29 dead in India building collapse
AFP
April 5, 2013 13:42 MYT
April 5, 2013 13:42 MYT
At least 29 people -- mostly labourers and their families -- were crushed to death on the outskirts of Mumbai after a building collapsed while under construction, police said Friday.
As rescuers combed the rubble for survivors, two toddlers were pulled out alive to cries of "God is great" and cheers and clapping, an AFP photographer at the scene said.
The seven-storey building collapsed on Thursday evening, creating a mangled heap of steel and concrete of about 8 metres (26 feet) high that rescuers and local residents struggled to cut through.
Rescue efforts continued through the night, with diggers and steel cutters employed to reach victims who were carried away on makeshift stretchers. Limbs protruded from the wreckage in a grisly scene.
"Twenty-nine people have lost their lives so far. We have rescued 60 people, some of whom are injured," said K.P. Raghuvanshi, the police commissioner of Thane district, about 35 kilometres (20 miles) from the Indian commercial capital.

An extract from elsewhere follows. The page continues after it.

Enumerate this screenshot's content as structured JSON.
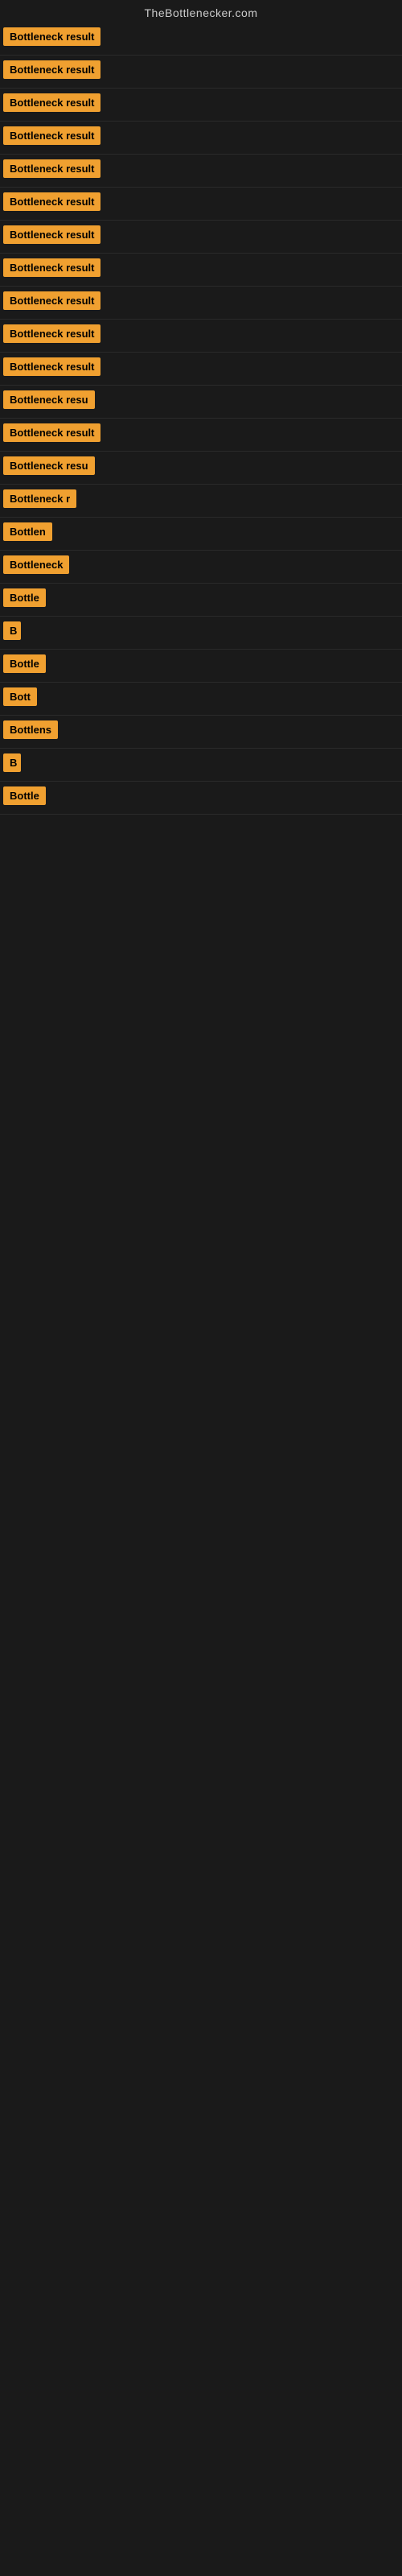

Most of the victims were migrant labourers who come to Mumbai to find work on building sites, earning as little as a few hundred rupees (about $6) a day. They often bring their wives and children, who live on-site.
The local civil administration said it was probing the incident and would check other new structures built recently in the vicinity, a middle-class commuter area with modern-style residential blocks.

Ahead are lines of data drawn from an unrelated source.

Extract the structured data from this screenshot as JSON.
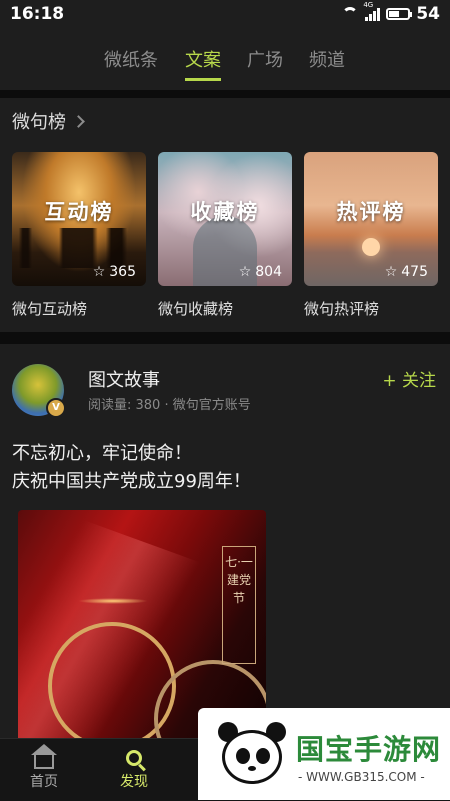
{
  "status_bar": {
    "time": "16:18",
    "network_tag": "4G",
    "battery_level": 54,
    "battery_label": "54"
  },
  "tabs": [
    {
      "label": "微纸条",
      "active": false
    },
    {
      "label": "文案",
      "active": true
    },
    {
      "label": "广场",
      "active": false
    },
    {
      "label": "频道",
      "active": false
    }
  ],
  "ranking": {
    "title": "微句榜",
    "cards": [
      {
        "art_text": "互动榜",
        "count": "365",
        "caption": "微句互动榜"
      },
      {
        "art_text": "收藏榜",
        "count": "804",
        "caption": "微句收藏榜"
      },
      {
        "art_text": "热评榜",
        "count": "475",
        "caption": "微句热评榜"
      }
    ]
  },
  "post": {
    "author": "图文故事",
    "meta": "阅读量: 380 · 微句官方账号",
    "follow_label": "+ 关注",
    "verified_badge": "V",
    "text_lines": [
      "不忘初心，牢记使命！",
      "庆祝中国共产党成立99周年！"
    ],
    "image_label": "七·一 建党节"
  },
  "bottom_nav": [
    {
      "label": "首页",
      "icon": "home-icon",
      "active": false
    },
    {
      "label": "发现",
      "icon": "search-icon",
      "active": true
    }
  ],
  "watermark": {
    "brand": "国宝手游网",
    "url": "- WWW.GB315.COM -"
  },
  "colors": {
    "accent": "#b7d84b",
    "background": "#1e1e1e",
    "band": "#0c0c0c"
  }
}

"The building (that has collapsed) was an unauthorised construction. We are going to investigate thoroughly into this and prepare a report," Sandeep Malwi, spokesman for the Thane municipal corporation, told AFP.
The Hindustan Times daily said the builders may have ignored building regulations.
"Seven floors were built in merely three to four months. It was bound to collapse due to the inferior construction material used by the builders," the paper quoted the local head of the disaster management cell as saying.
Building collapses are a common occurrence in India, where a booming economy has led to a mushrooming of multi-storey structures which are often unauthorised and flout safety laws.
In February, the collapse of a flyover bridge being built at Mumbai's main airport killed three people and injured another seven.
In one of the worst such accidents of recent years, 69 people died and more than 80 were injured in November 2010 in New Delhi where a residential building under construction collapsed, trapping families in the lower floors.